Let’s to step-by-step to break down the risk and the strategy for how to avoid having your corporate veil pierced.


Regarding the first element of complete control over the corporation, as a practical matter, most single owner companies are in complete control. But, lucky for you, the courts have laid out measures that owners can take to not be seen as being in complete control (even though they are). First, make personal purchases out of the corporate account. Second, make sure that your company maintains corporate formalities by having regular meetings and a signed operating agreement or bylaws/regulations.


For the second element, the plaintiff must prove that the business (through the defendant individual’s actions) committed fraud or a similarly unlawful act) against the person seeking to disregard the entity. The headline here is do not commit fraud or other illegal acts against a person. Without fraud or an illegal act, courts will rarely, if ever, pierce the corporate veil, even if there are issues with disregarding the corporate entity.
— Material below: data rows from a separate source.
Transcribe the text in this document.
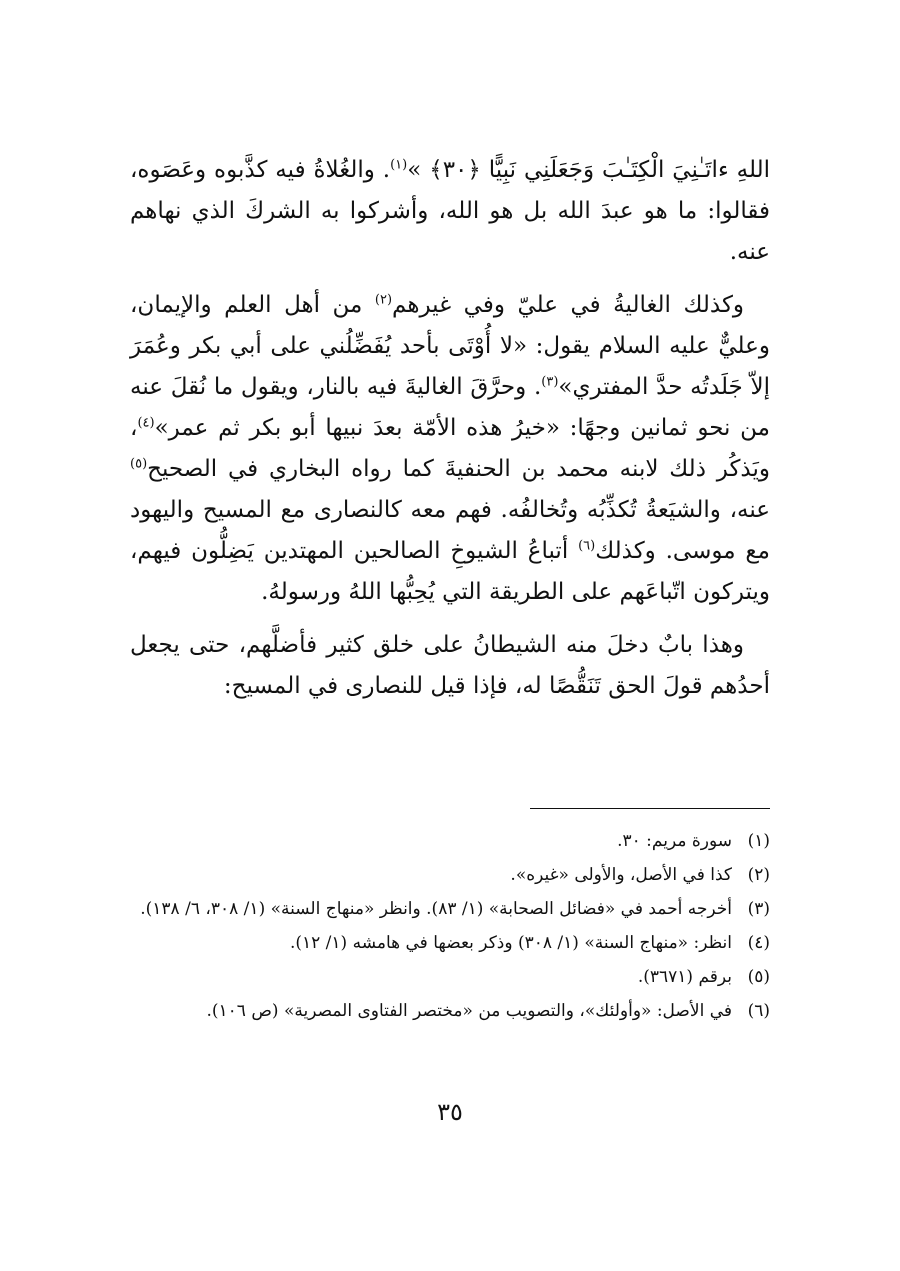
اللهِ ءاتَـٰنِيَ الْكِتَـٰبَ وَجَعَلَنِي نَبِيًّا ﴿٣٠﴾ »$^{(١)}$. والغُلاةُ فيه كذَّبوه وعَصَوه، فقالوا: ما هو عبدَ الله بل هو الله، وأشركوا به الشركَ الذي نهاهم عنه.

وكذلك الغاليةُ في عليّ وفي غيرهم$^{(٢)}$ من أهل العلم والإيمان، وعليٌّ عليه السلام يقول: «لا أُوْتَى بأحد يُفَضِّلُني على أبي بكر وعُمَرَ إلاّ جَلَدتُه حدَّ المفتري»$^{(٣)}$. وحرَّقَ الغاليةَ فيه بالنار، ويقول ما نُقلَ عنه من نحو ثمانين وجهًا: «خيرُ هذه الأمّة بعدَ نبيها أبو بكر ثم عمر»$^{(٤)}$، ويَذكُر ذلك لابنه محمد بن الحنفيةَ كما رواه البخاري في الصحيح$^{(٥)}$ عنه، والشيَعةُ تُكذِّبُه وتُخالفُه. فهم معه كالنصارى مع المسيح واليهود مع موسى. وكذلك$^{(٦)}$ أتباعُ الشيوخِ الصالحين المهتدين يَضِلُّون فيهم، ويتركون اتّباعَهم على الطريقة التي يُحِبُّها اللهُ ورسولهُ.

وهذا بابٌ دخلَ منه الشيطانُ على خلق كثير فأضلَّهم، حتى يجعل أحدُهم قولَ الحق تَنَقُّصًا له، فإذا قيل للنصارى في المسيح:

(١)
سورة مريم: ٣٠.
(٢)
كذا في الأصل، والأولى «غيره».
(٣)
أخرجه أحمد في «فضائل الصحابة» (١/ ٨٣). وانظر «منهاج السنة» (١/ ٣٠٨، ٦/ ١٣٨).
(٤)
انظر: «منهاج السنة» (١/ ٣٠٨) وذكر بعضها في هامشه (١/ ١٢).
(٥)
برقم (٣٦٧١).
(٦)
في الأصل: «وأولئك»، والتصويب من «مختصر الفتاوى المصرية» (ص ١٠٦).
٣٥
Finally, the last element is that the plaintiff must have some actual damages which were caused by the defendant’s fraud or similarly illegal act. This last element could allow a defendant to argue that their bad act did not cause the harm that is alleged. Nevertheless, it’s best to just avoid fraudulent and illegal acts in the first place so that this does not become an issue.


In summary, so long as you maintain your corporate formalities (meeting minutes, not spending from the wrong accounts) and do not commit fraud or illegal acts, you can avoid losing your limited liability protection with your single owned corporation or limited liability company.